17 de octubre de 2019, 3:00 AM
17 de octubre de 2019, 3:00 AM

Este mes de octubre está marcado por las votaciones en nuestro país. Llevamos meses en que la política es el tema principal de las conversaciones cotidianas, ya sea para posicionarse a favor o en contra de tal o cual candidato. 

Y en este panorama que exige democracia, la ciencia no está presente en las exigencias prioritarias que los ciudadanos plantean a quienes tendrán poder y tijera para imponer impuestos o dar subvenciones económicas a proyectos, empresas, colectivos sociales.

“No se puede amar lo que no se conoce, ni defender lo que no se ama”. Esta frase, que se atribuye entre otros al científico Leonardo Da Vinci, parece explicar el porqué de esa falta de inclinación que se da en la mayoría de bolivianos a la hora de valorar, apoyar y exigir más ciencia y tecnología. 

Se manifiestan ajenos al impacto que la ciencia puede tener en sus vidas. Tanto es así que un 56 por ciento de la población considera que no es cierto que “la próxima generación tendrá más oportunidades gracias a la ciencia y la tecnología” y un 73 por ciento considera que “la ciencia tiene consecuencias negativas, pues hace que la gente pierda su idea del bien y del mal”.

Estas fueron algunas de las respuestas de los bolivianos en la Encuesta Mundial de Valores (EMV), iniciativa elaborada por una red internacional de científicos sociales que estudia el cambio de valores y su impacto en la vida social y política.

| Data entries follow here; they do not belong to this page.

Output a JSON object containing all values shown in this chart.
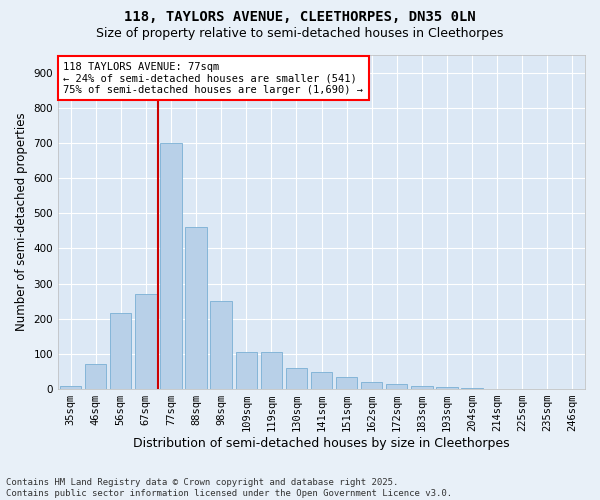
{
  "title_line1": "118, TAYLORS AVENUE, CLEETHORPES, DN35 0LN",
  "title_line2": "Size of property relative to semi-detached houses in Cleethorpes",
  "xlabel": "Distribution of semi-detached houses by size in Cleethorpes",
  "ylabel": "Number of semi-detached properties",
  "bar_color": "#b8d0e8",
  "bar_edge_color": "#7aafd4",
  "background_color": "#dce8f5",
  "grid_color": "#ffffff",
  "annotation_text": "118 TAYLORS AVENUE: 77sqm\n← 24% of semi-detached houses are smaller (541)\n75% of semi-detached houses are larger (1,690) →",
  "vline_color": "#cc0000",
  "vline_x_index": 4,
  "categories": [
    "35sqm",
    "46sqm",
    "56sqm",
    "67sqm",
    "77sqm",
    "88sqm",
    "98sqm",
    "109sqm",
    "119sqm",
    "130sqm",
    "141sqm",
    "151sqm",
    "162sqm",
    "172sqm",
    "183sqm",
    "193sqm",
    "204sqm",
    "214sqm",
    "225sqm",
    "235sqm",
    "246sqm"
  ],
  "values": [
    10,
    70,
    215,
    270,
    700,
    460,
    250,
    105,
    105,
    60,
    50,
    35,
    20,
    15,
    10,
    5,
    2,
    1,
    1,
    1,
    1
  ],
  "ylim": [
    0,
    950
  ],
  "yticks": [
    0,
    100,
    200,
    300,
    400,
    500,
    600,
    700,
    800,
    900
  ],
  "footnote": "Contains HM Land Registry data © Crown copyright and database right 2025.\nContains public sector information licensed under the Open Government Licence v3.0.",
  "title_fontsize": 10,
  "subtitle_fontsize": 9,
  "axis_label_fontsize": 8.5,
  "tick_fontsize": 7.5,
  "annotation_fontsize": 7.5,
  "footnote_fontsize": 6.5,
  "fig_bg": "#e8f0f8"
}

Esta encuesta abarca casi 100 países del mundo. En el caso de Bolivia, tuvo lugar por primera vez hace dos años. 

En la actualidad, se está ejecutando otra investigación dirigida por la Universidad Evangélica Boliviana que nos dirá cómo es la percepción de la ciencia en el entorno universitario, en nuestros jóvenes. Ellos marcarán el cambio o proseguirán con esta inercia.

La mala percepción pública de la ciencia denota que a Bolivia le queda la asignatura pendiente del conocimiento científico. Conviene recordar que sólo hace unas décadas, en 1998, la tasa de analfabetismo era alarmante, con un 23 por ciento de la población sin saber leer y escribir. La educación era un lujo. En 2017, la situación cambió y el presidente Evo Morales anunció a bombo y platillo que la Unesco había declarado a Bolivia como nación libre de analfabetismo. Ya eran pocos, muy pocos los analfabetos, llegando a un 2,4 por ciento en 2018.

Pero hay todavía cierto analfabetismo científico, debido a una escasa visibilización o presencia de la ciencia, ya sea en medios de comunicación a través del periodismo científico o en la producción científica: nuestro país tiene pocos investigadores y produce pocas publicaciones científicas o “papers”. 

Y es urgente que los ciudadanos sepan que un pueblo sin ciencia es fácilmente manipulable, no puede tener un buen discernimiento; si un gobierno no invierte o apoya el talento científico en los jóvenes, no tendremos futuros cerebros que implementen soluciones científicas y tecnológicas, rompiendo las actuales fronteras del conocimiento. Hoy por hoy nuestras máximas promesas están ejerciendo su vocación científica en otros países.

Tengamos esperanza o tomemos aliento con ciertas noticias en que la ciencia se cuela en las conversaciones cotidianas.

Hace unos días, los medios de comunicación nos anunciaban un gran avance para la salud en Santa Cruz de la Sierra; La maternidad tendrá el primer laboratorio de biología molecular del país, que permitirá detectar a tiempo a los bebés con la enfermedad de Chagas, toxoplasmosis, herpes, virus del Zika… Todo un avance al servicio de los que más lo necesitan, que ha sido posible con intervención de la maternidad, la Gobernación, las Damas Argentinas, el padre Mateo y la Universidad John Hopkins (EEUU). Estos ejemplos dan luz en ese camino de oscuridad y alejamiento de la ciencia y avance tecnológico en Bolivia.